Alice Renavand is a French ballet dancer. After joining the Paris Opera Ballet in 1997, she became a principal in 2012 and a star (danseuse étoile) in December 2013. Shortly afterwards, she was described as having "la beauté du diable" (the beauty of the devil) as Lizzie in Fall River Legend.

==Early life==
Born in Paris, Renavand has a French father and a Vietnamese mother. Her decision to take up ballet resulted from her father's suggestion that she should make a list of what she would like to do with her spare time. As her first choice was dancing, she took lessons at the Conservatoire de Garches. In 1989, only a few months later, she was admitted to the Paris Opera Ballet School at the age of nine, receiving the support and friendship of Claude Bessy.

==Career==
After graduating from the Ballet School, Renavand joined the Paris Opera Ballet in 1997. Although she progressed well in the corps de ballet, she had a rough time for the first few years putting on too much weight. Thanks to the encouragement of Brigitte Lefèvre, she was able to revitalize her approach, losing 20 kg in a year. Further support came from Angelin Preljocaj in 2004 who allowed her to replace an injured colleague as Creüse in his Le Songe de Médée, giving her more confidence in her abilities. She was then invited by Pina Bausch to dance Eurydice in her Orphée et Eurydice. In the following year, she was given roles in Maurice Béjart's The Rite of Spring, William Forsythe's Approximate Sonata and The Vertiginous Thrill of Exactitude, Jiří Kylián's Bella Figura and Rudolf Nureyev's Don Quixote in which she performed The Street Dancer.

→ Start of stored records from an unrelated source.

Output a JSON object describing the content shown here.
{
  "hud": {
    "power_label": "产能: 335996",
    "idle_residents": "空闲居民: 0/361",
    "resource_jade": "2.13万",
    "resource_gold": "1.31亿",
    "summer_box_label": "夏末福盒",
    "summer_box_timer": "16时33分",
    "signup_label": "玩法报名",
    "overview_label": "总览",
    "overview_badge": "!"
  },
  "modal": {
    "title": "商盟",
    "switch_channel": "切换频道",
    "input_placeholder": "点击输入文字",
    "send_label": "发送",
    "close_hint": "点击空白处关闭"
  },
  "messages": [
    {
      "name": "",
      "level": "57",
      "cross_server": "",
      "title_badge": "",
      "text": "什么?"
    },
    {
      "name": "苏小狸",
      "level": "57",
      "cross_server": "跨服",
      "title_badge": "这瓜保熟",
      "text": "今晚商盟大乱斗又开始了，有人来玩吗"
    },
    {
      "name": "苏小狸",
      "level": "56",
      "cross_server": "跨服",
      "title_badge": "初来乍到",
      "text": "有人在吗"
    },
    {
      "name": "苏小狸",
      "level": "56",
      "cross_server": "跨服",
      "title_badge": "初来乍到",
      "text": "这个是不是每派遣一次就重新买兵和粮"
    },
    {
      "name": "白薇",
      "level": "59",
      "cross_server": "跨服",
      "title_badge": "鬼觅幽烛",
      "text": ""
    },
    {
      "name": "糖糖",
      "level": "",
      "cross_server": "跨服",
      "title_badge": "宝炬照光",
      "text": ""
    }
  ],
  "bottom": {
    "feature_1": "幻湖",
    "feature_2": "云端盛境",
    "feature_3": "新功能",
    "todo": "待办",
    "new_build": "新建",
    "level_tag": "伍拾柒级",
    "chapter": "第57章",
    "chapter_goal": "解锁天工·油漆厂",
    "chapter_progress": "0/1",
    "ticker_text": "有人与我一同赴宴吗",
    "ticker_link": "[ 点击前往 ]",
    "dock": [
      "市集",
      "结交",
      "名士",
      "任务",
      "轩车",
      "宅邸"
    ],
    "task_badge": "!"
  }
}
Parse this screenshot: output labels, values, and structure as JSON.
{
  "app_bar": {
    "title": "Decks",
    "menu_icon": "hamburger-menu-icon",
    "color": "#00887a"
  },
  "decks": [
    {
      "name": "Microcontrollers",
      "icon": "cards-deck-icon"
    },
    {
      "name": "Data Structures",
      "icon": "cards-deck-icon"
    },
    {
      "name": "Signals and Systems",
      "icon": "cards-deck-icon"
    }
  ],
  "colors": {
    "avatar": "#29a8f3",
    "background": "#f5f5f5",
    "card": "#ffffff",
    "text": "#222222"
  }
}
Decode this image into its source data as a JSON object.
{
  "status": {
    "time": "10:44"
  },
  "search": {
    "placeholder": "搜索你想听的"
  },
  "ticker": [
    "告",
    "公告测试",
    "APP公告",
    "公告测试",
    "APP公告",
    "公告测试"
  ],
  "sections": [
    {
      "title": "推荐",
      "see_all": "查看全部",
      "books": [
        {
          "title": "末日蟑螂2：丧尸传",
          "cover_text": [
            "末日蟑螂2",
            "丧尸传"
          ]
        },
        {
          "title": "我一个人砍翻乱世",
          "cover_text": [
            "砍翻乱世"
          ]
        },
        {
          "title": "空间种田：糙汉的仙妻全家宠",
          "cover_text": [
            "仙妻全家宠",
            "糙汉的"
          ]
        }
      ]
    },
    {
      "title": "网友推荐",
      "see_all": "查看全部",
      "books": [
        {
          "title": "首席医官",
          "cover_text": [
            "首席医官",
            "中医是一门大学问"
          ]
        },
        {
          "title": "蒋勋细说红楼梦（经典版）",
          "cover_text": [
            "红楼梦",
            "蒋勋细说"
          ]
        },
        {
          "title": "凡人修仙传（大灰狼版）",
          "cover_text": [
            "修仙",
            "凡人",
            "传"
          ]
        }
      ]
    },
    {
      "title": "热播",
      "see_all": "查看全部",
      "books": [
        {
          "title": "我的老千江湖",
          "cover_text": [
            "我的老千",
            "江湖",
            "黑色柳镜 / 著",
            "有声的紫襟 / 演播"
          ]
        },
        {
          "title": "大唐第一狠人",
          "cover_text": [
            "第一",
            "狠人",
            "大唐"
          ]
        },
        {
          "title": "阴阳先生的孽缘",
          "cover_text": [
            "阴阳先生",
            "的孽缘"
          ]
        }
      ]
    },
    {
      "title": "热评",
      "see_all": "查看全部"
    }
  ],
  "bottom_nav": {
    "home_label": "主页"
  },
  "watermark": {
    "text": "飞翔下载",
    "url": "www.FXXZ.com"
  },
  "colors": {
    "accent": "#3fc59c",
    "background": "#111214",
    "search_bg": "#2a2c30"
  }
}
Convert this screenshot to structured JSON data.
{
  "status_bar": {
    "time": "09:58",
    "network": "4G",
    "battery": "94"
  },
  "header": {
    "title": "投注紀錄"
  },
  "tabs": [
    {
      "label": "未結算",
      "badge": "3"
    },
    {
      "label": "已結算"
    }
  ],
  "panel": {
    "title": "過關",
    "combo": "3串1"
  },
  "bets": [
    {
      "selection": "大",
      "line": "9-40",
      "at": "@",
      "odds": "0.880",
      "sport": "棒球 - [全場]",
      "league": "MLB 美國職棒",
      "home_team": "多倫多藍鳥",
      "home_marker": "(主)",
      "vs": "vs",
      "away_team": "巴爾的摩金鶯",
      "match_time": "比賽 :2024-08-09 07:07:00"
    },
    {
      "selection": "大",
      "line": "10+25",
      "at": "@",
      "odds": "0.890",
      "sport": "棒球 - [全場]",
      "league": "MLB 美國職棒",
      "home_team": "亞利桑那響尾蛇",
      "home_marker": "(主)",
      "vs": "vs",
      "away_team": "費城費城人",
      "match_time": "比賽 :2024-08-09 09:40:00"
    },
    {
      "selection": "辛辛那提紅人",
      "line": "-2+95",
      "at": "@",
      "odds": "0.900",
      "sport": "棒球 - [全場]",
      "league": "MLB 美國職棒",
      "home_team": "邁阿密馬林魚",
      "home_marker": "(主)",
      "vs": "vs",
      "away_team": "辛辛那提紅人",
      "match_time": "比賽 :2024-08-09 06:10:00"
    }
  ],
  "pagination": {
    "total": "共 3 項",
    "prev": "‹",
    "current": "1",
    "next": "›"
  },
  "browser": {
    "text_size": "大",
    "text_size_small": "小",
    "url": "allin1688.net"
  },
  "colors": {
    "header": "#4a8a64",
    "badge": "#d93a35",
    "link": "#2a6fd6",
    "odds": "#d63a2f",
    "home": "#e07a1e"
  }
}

Renavand won the Association pour le rayonnement de l'Opéra national de Paris (AROP) prize in 2008. That year, she danced roles in The Rite of Spring, The House of Bernarda, In the Middle, Somewhat Elevated, Kaguyahime, Phèdre, Les Enfants du paradis, The Three-Cornered Hat, Genus, La Bayadère, Cinderella, Le Jeune homme et la mort, Siddharta, and Psyché. In 2012, she was promoted to principal (première danseuse), performing the roles of Kitri in Nureyev's Don Quixote and the Mistress of Lescaut in Kenneth MacMillan's L'histoire de Manon. In December 2013, she was elevated to the rank of star (danseuse étoile) after dancing the main female role for the first time in Preljocaj's Le Parc.

Renavand was injured on stage during her retirement performance of Giselle on 13 July 2022. She returned to the stage of the Opéra Bastille the following season to give a final performance of Béjart's Boléro on 28 May 2023.